After the murder of Rutland, George is one of three surviving sons of Richard Plantagenet, Duke of York. He is younger than Edward, so Edward is ahead of him in the line of succession. He is older than Richard, but he lacks Richard’s single-minded devotion to self-advancement. Given this lack of natural advantage, Clarence does what he can to secure and advance his own position, not by the ruthless murder that his brother Richard specializes in, but by guile, treachery, and deceit—qualities that seem to flourish in the power circles of fifteenth-century England. George is initially annoyed when his brother, the new Edward IV, arranges profitable marriages for his wife’s family but does not do so for him. Even though Edward offers to find Clarence a bride, Clarence has his own ideas about the matter. He befriends the powerful Warwick, who gives him the hand of one of his daughters, at which point Clarence switches sides, coming out against his own brothers. Warwick has just split with Edward and wants to restore Henry to the throne. He seems to have a pretty good idea of what it will take to keep Clarence on his side, and promises that once Henry is restored, he will make Clarence next in line for the throne. Clarence is pleased with his backroom dealings and takes part in the raid that results in the capture of his brother Edward. However, after Warwick marries off his younger daughter to Henry VI’s son, Clarence realizes that he is not going to be heir to the throne after all. Warwick has shown that he can play the game of guile and deceit just as well as Clarence does. So the disillusioned Clarence changes sides yet again, returning to his brothers, who, knowing how the game is played, welcome him back—they need the forces he commands. In the later play, Richard III, it is revealed that Clarence never achieves his desire for the throne. He is murdered by his brother Richard, a man even more unscrupulous than he.
5. Analyze the exchange between Clifford and Henry at the beginning of Act 2, scene 2.
The exchange between Clifford and Henry is between two men with starkly different character and motivation. Henry, although caught up in a bloody struggle for the crown, is nonetheless a man for whom morality still means something. Clifford, on the other hand, is driven by the fierce demons of revenge.

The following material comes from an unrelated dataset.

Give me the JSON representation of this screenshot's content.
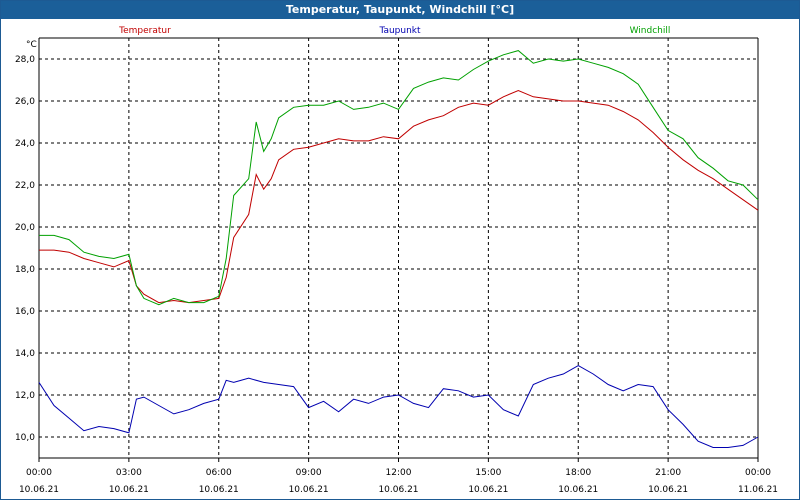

The exchange begins as Henry laments seeing the head of the former Duke of York displayed on the city gate. Henry is not a vengeful man and he says he hopes God will not seek revenge on them for such an act. For Clifford, though, this speech acts like a goad. He cannot understand such a way of thinking. His reply is cunning, however. He does not urge on the king the need for revenge against those who tried to seize his crown. Instead he tries to convince the king that it is unnatural for him to feel pity for someone who would have taken what rightfully belonged to the king. He uses many analogies from the world of nature to convince the king on this point. Do lions, bears or serpents offer a peaceful face to those who would do them harm? Clifford then goes on to describe yet more examples from the natural world about how animals and birds protect and defend their offspring. He is trying to convince the king he was wrong to disinherit his son. He says it is shameful for the son to lose his inheritance in this way.

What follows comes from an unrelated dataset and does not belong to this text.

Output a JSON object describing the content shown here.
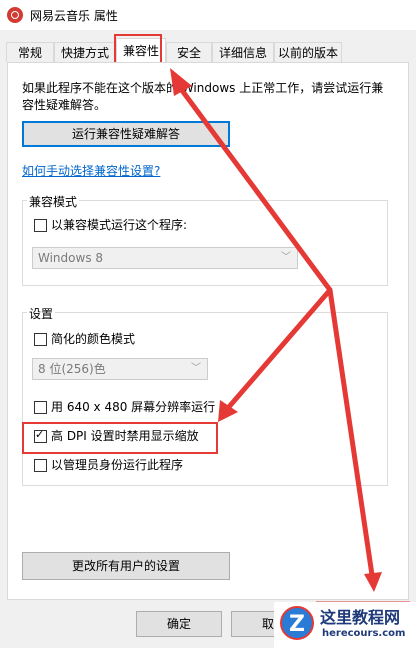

But none of Clifford’s arguments cut any ice with Henry, who responds from a moral point of view. He asks Clifford, “didst thou never hear / That things ill got had ever had success?” In other words, he believes he cannot bequeath to his son anything valuable if he himself behaves dishonorably. He would sooner leave to his son his virtuous deeds rather than a crown. This is a man who believes in the moral framework of the universe, that God will judge all for their conduct. This is a quite different world from the one Clifford inhabits, as he has already showed when he murdered the boy Rutland. Clifford and Henry could talk all night and never reach agreement.